ㅤSon corps est étroit, ses épaules petites et inclinées, en stark contraste avec le gonflement impressionnant, plein de sa poitrine. Elle porte un haut gris moulant, une chose cheap, banale qui semble accessoire. Il est tendu à l’extrême, le tissu tiré serré et fin sur sa poitrine, paraissant trop petit, comme si ses seins étaient serrés dedans, tendant les coutures et menaçant de jaillir au moindre mouvement.

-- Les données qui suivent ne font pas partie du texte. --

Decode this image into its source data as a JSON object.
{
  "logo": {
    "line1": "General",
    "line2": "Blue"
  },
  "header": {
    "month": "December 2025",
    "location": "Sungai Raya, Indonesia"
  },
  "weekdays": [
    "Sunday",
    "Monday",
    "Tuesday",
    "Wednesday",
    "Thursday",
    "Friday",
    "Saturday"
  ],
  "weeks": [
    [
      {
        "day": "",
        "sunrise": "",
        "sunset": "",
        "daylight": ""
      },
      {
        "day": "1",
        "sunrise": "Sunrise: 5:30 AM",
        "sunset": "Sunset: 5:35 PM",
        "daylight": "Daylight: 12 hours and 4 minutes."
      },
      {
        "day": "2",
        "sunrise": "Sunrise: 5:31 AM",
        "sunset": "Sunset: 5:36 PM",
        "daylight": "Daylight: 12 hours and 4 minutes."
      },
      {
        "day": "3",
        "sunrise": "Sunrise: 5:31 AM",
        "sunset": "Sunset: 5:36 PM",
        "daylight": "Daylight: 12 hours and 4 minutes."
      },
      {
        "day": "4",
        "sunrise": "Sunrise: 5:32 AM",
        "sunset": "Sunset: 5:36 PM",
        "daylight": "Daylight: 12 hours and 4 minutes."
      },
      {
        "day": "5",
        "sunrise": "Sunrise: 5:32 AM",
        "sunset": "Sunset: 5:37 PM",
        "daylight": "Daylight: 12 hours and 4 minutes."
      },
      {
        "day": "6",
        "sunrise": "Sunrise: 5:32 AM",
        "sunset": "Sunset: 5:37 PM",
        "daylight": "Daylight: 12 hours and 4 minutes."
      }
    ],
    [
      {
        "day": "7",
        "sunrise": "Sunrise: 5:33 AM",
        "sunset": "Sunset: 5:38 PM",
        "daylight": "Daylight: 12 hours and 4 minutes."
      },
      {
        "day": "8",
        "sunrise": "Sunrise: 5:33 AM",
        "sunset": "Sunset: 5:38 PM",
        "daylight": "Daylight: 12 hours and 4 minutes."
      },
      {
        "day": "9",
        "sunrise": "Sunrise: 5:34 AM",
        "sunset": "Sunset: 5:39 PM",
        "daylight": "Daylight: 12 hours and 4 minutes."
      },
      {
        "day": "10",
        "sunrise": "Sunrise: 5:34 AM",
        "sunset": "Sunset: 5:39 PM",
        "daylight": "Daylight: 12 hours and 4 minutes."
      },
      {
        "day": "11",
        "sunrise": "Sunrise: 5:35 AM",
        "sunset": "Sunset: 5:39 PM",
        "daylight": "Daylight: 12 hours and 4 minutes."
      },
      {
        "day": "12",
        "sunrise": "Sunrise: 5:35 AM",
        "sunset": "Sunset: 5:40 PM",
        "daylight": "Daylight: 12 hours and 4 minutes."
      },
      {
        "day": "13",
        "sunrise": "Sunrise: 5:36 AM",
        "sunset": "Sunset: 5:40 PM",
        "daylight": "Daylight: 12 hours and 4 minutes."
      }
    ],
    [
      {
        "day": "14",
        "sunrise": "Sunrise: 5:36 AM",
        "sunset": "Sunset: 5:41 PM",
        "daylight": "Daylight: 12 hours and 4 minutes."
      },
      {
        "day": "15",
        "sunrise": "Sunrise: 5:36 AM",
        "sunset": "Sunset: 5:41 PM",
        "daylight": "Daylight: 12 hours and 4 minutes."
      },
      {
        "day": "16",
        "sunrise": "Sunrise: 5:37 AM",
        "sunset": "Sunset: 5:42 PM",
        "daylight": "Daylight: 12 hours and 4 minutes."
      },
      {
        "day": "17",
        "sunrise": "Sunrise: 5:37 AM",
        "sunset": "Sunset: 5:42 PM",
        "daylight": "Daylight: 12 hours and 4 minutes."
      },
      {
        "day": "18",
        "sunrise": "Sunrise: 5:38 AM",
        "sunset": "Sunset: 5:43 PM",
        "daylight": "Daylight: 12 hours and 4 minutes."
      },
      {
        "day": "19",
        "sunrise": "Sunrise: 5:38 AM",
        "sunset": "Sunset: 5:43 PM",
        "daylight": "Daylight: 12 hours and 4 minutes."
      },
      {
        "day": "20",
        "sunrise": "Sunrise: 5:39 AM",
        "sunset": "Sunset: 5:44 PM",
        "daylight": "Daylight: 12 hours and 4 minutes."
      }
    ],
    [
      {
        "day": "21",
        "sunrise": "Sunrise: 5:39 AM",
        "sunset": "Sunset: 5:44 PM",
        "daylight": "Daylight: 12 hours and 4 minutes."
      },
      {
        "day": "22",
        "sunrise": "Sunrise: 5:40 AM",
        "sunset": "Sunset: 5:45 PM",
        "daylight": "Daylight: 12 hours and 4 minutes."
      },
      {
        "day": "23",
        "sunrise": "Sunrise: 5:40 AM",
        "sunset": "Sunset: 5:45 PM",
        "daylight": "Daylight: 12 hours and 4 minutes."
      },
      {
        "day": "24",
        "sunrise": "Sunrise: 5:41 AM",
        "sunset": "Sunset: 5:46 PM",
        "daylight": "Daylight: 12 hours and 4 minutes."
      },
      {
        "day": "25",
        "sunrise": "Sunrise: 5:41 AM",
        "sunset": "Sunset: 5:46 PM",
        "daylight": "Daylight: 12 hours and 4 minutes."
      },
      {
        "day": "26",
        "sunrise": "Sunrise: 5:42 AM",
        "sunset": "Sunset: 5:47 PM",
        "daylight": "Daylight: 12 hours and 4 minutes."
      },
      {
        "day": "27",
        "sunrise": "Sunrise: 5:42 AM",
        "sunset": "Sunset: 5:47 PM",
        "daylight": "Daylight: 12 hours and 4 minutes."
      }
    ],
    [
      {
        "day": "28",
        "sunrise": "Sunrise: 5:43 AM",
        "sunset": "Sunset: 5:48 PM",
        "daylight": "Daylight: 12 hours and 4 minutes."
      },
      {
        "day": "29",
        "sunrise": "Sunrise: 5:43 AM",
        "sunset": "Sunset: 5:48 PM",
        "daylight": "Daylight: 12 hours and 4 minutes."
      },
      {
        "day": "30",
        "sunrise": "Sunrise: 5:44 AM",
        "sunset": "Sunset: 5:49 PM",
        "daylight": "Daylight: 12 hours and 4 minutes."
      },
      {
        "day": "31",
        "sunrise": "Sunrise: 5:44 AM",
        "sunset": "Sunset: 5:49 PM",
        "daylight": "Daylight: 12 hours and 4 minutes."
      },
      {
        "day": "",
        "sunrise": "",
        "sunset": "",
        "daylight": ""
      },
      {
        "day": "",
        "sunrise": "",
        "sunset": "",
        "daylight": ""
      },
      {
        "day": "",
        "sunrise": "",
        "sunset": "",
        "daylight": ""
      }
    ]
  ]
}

ㅤLe haut remonte légèrement, révélant une sliver de son ventre. Sa taille est étroite, une indentation délicate, mais la ligne parfaite en est unexpectedly disruptée par la courbe douce, pulpeuse d’un petit ventre enfantin. C’est un détail de douceur qu’elle semble resentir, et elle se tient avec une légère moue, une protestation silencieuse contre son propre corps. Ses hanches, cependant, sont élégamment larges, s’évasant de sa petite taille d’une façon startlingly womanly. Elles ne passent pas tant dans ses cuisses qu’elles fondent, créant des hanches plush, lourdes étroitement enveloppées par la fine sangle de sa culotte noire, qui s’enfonce légèrement dans la chair généreuse.
ㅤUne teinte rosée, surprenante, comme le premier blush de l’aube, réchauffe la peau autrement d’albâtre de ses épaules délicates et des caps arrondis, doux de ses genoux — les seuls indices de chaleur, de vie, sur une créature autrement parfaitement froide et mortelle. ㅤ ㅤ— UN PUTAIN D’ABRUTI ! C’est ce que tu es ! » Sa voix n’est pas juste un sifflement ; c’est un crachat venimeux, chaque mot une fléchette visant mon âme. « Où. Sont. Tes. MAUDITES. Manières ?! » Elle ponctue chaque syllabe en pointant un doigt si près de mon visage que je sens la brise. « Frapper une dame ? Frapper une dame... droit sur la tête... avec un balai ?! » Un rire fou, incrédule bouillonne de sa poitrine, sauvage et tranchant. « Avec un putain de balai ! Qu’est-ce qui vient après, troglodyte ?!